Flávio Kothe: Uma Voz Imprescindível



Se a radicalidade não garante ciência, mas apenas polêmica, também não garante ciência um discurso ameno, parasitário, um perfume de gardênia esparso em livros e salas de aula.

Flávio Kothe.

Sucintamente, eis a biografia de Flávio Kothe: Nasceu em Santa Cruz do Sul, RS, em l946. É licenciado em Letras, Mestre, Doutor e Livre-Docente em Teoria Literária e Literatura Comparada. Fez Pós-Doutorado em Yale e nas Universidades de Konstanz, Heidelberg, Bonn e Berlim. Foi diretor do Instituto Hans Staden e professor-titular visitante na Universidade de Rostock, na Universidade Federal do Rio Grande do Sul e no Instituto de Estudos Avançados da Universidade de São Paulo. Atualmente, é professor da Universidade de Brasília.

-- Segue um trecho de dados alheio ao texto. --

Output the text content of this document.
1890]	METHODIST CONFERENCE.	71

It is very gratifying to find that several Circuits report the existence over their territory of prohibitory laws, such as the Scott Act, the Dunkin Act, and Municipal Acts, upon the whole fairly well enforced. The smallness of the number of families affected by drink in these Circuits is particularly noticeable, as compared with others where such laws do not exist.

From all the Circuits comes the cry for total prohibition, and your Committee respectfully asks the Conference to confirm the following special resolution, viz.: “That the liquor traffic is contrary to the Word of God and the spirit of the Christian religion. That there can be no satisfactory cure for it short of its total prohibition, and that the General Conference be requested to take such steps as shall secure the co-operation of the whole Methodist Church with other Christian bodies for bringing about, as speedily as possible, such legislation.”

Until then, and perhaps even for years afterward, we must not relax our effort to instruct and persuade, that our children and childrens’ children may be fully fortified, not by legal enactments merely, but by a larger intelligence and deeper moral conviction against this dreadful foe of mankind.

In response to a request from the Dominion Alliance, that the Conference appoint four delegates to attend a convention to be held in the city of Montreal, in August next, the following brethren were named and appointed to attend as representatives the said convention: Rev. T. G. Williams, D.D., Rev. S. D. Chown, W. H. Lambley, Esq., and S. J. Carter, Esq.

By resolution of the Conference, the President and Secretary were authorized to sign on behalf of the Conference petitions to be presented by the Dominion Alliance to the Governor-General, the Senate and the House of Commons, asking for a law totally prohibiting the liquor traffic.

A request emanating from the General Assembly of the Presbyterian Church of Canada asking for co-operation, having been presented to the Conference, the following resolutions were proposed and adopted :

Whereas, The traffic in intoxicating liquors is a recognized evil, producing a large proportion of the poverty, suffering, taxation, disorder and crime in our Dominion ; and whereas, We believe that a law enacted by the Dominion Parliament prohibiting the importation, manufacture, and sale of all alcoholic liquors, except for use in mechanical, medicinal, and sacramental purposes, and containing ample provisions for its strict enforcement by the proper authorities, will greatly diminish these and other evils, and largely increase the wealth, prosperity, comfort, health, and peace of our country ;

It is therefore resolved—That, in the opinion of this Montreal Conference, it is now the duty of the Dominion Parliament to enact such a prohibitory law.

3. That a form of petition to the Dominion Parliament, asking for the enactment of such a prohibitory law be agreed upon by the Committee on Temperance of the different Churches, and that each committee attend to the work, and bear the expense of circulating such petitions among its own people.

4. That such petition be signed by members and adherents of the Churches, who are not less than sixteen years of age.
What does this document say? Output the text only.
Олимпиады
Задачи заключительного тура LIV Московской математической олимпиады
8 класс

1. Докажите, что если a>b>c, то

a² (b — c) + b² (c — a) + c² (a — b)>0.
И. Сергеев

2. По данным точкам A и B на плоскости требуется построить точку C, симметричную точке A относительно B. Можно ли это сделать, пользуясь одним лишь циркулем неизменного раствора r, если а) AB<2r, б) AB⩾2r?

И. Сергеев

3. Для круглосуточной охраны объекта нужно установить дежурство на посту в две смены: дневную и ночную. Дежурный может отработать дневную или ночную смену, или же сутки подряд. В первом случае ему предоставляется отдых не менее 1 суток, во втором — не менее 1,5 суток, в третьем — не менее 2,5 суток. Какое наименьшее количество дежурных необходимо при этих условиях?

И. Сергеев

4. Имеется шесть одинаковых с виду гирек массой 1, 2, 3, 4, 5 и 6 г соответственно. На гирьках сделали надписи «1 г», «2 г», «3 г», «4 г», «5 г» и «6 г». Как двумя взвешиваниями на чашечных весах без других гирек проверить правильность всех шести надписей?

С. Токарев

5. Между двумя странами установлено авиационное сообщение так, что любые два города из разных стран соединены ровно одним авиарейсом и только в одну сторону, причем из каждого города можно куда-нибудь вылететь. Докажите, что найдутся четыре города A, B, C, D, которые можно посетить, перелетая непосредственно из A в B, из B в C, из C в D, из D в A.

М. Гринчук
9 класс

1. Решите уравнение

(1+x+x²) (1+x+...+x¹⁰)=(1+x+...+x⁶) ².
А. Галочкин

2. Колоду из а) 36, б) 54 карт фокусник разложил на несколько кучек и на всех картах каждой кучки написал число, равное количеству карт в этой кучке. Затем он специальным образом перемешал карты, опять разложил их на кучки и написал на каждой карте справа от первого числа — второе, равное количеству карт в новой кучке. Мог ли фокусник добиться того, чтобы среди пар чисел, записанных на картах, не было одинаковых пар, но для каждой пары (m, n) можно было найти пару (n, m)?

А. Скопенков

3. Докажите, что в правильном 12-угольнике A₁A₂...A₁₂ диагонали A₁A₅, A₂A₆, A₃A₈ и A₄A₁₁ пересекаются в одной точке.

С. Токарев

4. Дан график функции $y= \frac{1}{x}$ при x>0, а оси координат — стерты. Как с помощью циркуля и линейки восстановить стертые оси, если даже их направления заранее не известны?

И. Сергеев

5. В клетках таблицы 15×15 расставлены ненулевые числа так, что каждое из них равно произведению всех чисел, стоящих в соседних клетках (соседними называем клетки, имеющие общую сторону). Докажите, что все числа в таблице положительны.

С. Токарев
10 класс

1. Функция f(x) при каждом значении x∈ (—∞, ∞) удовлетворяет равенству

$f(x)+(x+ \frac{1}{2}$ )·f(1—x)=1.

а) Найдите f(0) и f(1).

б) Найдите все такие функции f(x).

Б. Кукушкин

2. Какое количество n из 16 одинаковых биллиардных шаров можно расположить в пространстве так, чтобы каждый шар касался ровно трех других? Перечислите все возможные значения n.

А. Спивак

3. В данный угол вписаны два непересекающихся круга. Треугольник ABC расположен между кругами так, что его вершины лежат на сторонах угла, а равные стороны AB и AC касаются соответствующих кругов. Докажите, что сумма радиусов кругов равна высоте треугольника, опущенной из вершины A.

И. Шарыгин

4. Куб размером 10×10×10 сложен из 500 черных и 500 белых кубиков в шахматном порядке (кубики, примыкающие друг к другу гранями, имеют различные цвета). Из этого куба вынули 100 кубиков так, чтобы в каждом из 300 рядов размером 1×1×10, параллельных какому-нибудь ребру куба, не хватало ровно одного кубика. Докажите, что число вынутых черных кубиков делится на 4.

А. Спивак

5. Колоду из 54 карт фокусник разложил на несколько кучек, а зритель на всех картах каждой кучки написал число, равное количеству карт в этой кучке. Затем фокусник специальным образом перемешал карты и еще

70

Como ensaísta, tradutor e poeta, teve obras publicadas por importantes editoras brasileiras. Tem mais de 40 livros e mais de 250 trabalhos publicados. Na Editora Universidade de Brasília, publicou, em 1994, A Narrativa Trivial; em 1997, O Cânone Colonial, que recebeu em Brasília o prêmio de ensaio do ano; em 2000, O Cânone Imperial; em 2002, a tradução de Fragmentos Finais, de Friedrich Nietzsche e Fundamentos da Teoria Literária, vol. 1; em 2003, O Cânone Republicano, vol. 1 e, em 2004, O Cânone Republicano, vol. 2.

Orgulho-me não só de ter sido seu aluno ao longo do Mestrado em Literatura na Universidade de Brasília (UnB), como de ter podido contar com ele na banca de avaliação final. Ao ingressar na Academia Virtual Brasileira de Letras (AVBL), o escolhi como patrono, embora sabedor de sua visão sobre estas coisas.

Flávio Kothe, amigo, é um destes gigantes intelectuais que vasculham as galerias subterrâneas tanto da cultura geral, quanto da Literatura em particular à procura dos gestos semânticos verdadeiramente significativos, portanto, incomoda, provoca medo e é visto como ameaça. Com ele, os bastiões das "verdades oficiais", encapotadores exímios, são desmascarados, com ele, os silêncios falam.

De espírito livre e audacioso, o mestre vai pondo abaixo certos adereços que fundamentam a ortodoxia capenga (entendamos cânone) e esboça sim um novo panorama da Literatura. De modo que somos incitados, criticamente, a rever velhas imagens construídas nas engrenagens do sistema. Sua produção analítica é areia, areia da mais alta qualidade, na maquinaria carcomida de uma ordem canônica que, sorrateiramente, insiste em nos tomar das mãos aquelas chaves essenciais para que se possa penetrar nos recantos mais íntimos e secretos da Literatura brasileira.

Cedo ou tarde, suas empreitadas, mormente a dos "Cânones"-Colonial, Imperial, Republicano, vol. 1 e 2-gostemos ou não, impor-se-ão como clássicos.

Flávio Kothe, sem dúvida, é um genuíno Cidadão das Letras. Não teme cara feia. É calejado pelos exílios e ridículos contratempos que os anões intelectuais e os sacerdotes de todo gênero fabricam contra ele. Para essa gente, suas idéias, suas pesquisas, seus livros provocam desequilíbrios e, no fundo, são uma afronta. Dele, sem exagero, podemos afirmar o que Hugo Achugar disse de Angel Rama: "nunca foge à discussão: é dos que acreditam que o silêncio em alguma ocasião, ofende mais a quem cala. Não acredita nos mitos que tentam manipular consciências, nem nos mitos que mentem sobre a realidade, mas naqueles e só aqueles que são fundamento da nossa realidade cultural".

Recusa-se a engolir a razão última de qualquer fenômeno, ainda mais se for literário. O cânone imposto, não poucas vezes, desliza cinicamente em orgias delirantes e tortuosas repetindo amiúde suas ladainhas como estratégia de se manter e alimentar que dele se aproxime.

Os "Cânones"-Colonial, Imperial, Republicano, vol. 1 e 2-por outro lado, são reflexões que se constroem mediante exercícios críticos desmistificadores do mais alto grau. Com sua inteligência efervescente, navega-se desconstruindo os esteriótipos forjados nas matrizes e sucursais canonizantes. Não é à toa que em um de seus brilhantes trabalhos – "Literatura e Sistemas Intersemióticos" – cita Paul Celan: "Só herege sou fiel".

Flávio Kothe é muito mais do que isto, óbvio. Finalizando, digo convicto: concordemos ou não com o mestre, mas, ficarmos sem ele é estupidez, é derrapagem da inteligência. O homem é imprescindível.